| My two cents: - UX designers that are actually good at their job seem to rarer than good programmers - Hence the pool that would or could contribute to FOSS is smaller - Getting UX changes in is likely something that maintainers don't really like, because it's harder and more time consuming to review (eg. the code you can just look at, but to review a .XML UI you need to apply patches, compile/build, play with it etc.), also UI changes will almost certainly require a bunch of code changes, so if you're changing a ton of lines to "improve UX", then it's not really a great incentive for a maintainer to invest his time into merging that (because it's "just UX"). UX also tends to be opinionated, the guy who wrote the interface originally probably has no issues using it himself, but is probably somewhat opposed-by-default to changing it (works for me™). Also, if the UX human isn't also a good coder she probably needs to find someone who works with her to make the necessary code changes to support her UX changes, which would be quite challenging in many projects. (Why would I invest a lot of time to work with someone - that I don't know, has no reputation in the project - on something where maintainers will probably not give some sort of "yeah we'll merge that"-waiver?). - Good UX has a lot to do with consistency. So fixing up an inconsistent project will mean tons of changes, exacerbating all the issues above. It might be as big a change as porting to a different language or framework. How likely is maintainer acceptance for such changes? So unless there is a process for doing UX in a project, and all the project maintainers back the process, and the process is actually somewhat sane, it's unlikely that it'll work out. This might mean things like having an UX review queue and UX review for new interfaces. Imposing strict UX guides on code/feature contributions might also deter contributions. So you also have to balance these things. |
That's also assuming that you have an XML or designer friendly UI toolkit at all. A lot of Open Source is built with GUI toolkits that use essentially 100% code and don't have good designer-friendly tooling (because the programmers were busy scratching other needs first). That definitely narrows a lot of designer input to designers that also can code.

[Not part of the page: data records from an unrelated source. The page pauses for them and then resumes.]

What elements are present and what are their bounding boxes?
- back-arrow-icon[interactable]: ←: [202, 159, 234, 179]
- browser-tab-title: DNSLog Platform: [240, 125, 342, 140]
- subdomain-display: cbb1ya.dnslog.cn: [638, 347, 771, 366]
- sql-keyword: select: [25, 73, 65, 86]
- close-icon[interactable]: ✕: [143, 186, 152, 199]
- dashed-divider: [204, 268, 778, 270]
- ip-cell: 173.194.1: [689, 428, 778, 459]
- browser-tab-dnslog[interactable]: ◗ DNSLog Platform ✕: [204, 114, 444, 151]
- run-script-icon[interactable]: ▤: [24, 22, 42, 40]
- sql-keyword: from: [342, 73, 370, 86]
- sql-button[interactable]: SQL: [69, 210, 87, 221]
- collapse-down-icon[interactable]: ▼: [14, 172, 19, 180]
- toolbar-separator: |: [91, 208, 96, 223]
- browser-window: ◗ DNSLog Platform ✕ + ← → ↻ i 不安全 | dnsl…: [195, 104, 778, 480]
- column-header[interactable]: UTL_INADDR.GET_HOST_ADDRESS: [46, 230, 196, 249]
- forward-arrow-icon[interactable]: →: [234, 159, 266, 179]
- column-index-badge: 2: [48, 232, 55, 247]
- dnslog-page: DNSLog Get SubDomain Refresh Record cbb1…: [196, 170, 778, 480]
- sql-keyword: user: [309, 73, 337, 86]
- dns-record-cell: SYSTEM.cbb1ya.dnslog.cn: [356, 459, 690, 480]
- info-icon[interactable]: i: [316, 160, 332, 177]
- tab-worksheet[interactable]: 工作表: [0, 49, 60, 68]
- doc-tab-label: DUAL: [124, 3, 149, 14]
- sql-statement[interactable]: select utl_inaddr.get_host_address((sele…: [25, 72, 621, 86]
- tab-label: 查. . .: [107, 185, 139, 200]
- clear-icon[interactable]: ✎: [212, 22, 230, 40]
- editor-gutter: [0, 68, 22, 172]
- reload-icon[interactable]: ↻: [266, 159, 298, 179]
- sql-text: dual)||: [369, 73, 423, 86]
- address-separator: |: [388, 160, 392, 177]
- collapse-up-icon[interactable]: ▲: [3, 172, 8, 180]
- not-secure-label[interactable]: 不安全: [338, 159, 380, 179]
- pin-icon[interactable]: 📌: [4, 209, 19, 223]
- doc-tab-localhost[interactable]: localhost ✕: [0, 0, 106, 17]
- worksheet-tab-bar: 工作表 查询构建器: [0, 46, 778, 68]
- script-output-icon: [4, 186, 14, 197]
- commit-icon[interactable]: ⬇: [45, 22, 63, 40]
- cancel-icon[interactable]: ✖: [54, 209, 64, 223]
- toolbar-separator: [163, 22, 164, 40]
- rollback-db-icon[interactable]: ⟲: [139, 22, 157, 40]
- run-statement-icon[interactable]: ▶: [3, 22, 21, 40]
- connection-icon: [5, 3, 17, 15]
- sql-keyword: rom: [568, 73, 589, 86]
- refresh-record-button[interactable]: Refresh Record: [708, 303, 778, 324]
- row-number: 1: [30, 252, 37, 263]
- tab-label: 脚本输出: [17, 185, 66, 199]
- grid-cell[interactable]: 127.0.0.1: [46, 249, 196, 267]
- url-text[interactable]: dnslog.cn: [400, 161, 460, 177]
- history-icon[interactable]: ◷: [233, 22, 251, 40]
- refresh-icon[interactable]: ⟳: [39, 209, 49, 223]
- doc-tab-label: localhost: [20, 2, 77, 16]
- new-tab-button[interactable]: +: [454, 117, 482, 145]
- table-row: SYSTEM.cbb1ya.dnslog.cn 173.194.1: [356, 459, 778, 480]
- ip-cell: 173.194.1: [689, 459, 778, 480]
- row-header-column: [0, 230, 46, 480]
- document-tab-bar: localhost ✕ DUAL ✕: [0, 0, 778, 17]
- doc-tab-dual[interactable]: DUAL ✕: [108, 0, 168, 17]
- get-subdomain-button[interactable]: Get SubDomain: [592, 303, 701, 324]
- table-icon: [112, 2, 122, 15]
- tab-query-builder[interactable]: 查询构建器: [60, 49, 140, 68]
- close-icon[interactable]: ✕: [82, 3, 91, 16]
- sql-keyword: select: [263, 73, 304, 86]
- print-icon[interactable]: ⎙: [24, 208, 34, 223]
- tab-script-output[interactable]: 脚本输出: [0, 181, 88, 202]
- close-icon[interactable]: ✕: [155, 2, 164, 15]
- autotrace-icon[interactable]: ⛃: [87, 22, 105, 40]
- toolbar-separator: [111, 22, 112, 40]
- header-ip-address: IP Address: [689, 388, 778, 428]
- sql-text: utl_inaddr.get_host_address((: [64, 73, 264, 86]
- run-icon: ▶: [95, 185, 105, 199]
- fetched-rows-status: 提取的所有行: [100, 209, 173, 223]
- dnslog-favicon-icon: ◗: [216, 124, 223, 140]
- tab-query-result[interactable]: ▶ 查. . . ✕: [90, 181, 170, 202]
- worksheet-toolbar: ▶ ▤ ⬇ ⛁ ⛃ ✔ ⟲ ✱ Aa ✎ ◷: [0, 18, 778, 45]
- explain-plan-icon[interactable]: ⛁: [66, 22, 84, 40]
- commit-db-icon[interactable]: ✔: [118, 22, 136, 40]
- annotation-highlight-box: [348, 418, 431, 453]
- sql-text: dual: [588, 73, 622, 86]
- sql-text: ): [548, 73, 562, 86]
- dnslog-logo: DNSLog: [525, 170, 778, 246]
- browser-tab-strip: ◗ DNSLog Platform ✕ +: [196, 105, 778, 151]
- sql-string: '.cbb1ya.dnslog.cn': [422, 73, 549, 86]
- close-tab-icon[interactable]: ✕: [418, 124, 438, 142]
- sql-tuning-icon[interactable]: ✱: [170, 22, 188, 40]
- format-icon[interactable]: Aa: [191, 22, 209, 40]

A lot of people give Electron flak, but if there is one benefit to Electron becoming more common in the wild for open source projects, its the relatively much more designer friendliness of HTML/CSS(/SVG/etc) as opposed to classical C++ macros and duct tape UI toolkits.
For that matter, and bringing things a bit more on topic, I'd think Inkscape could be a good application to "dogfood" their own tool and own code a bit further and build more of their UI/UX elements in SVG itself. (Maybe even in a way that others could piggy back off of for future applications.)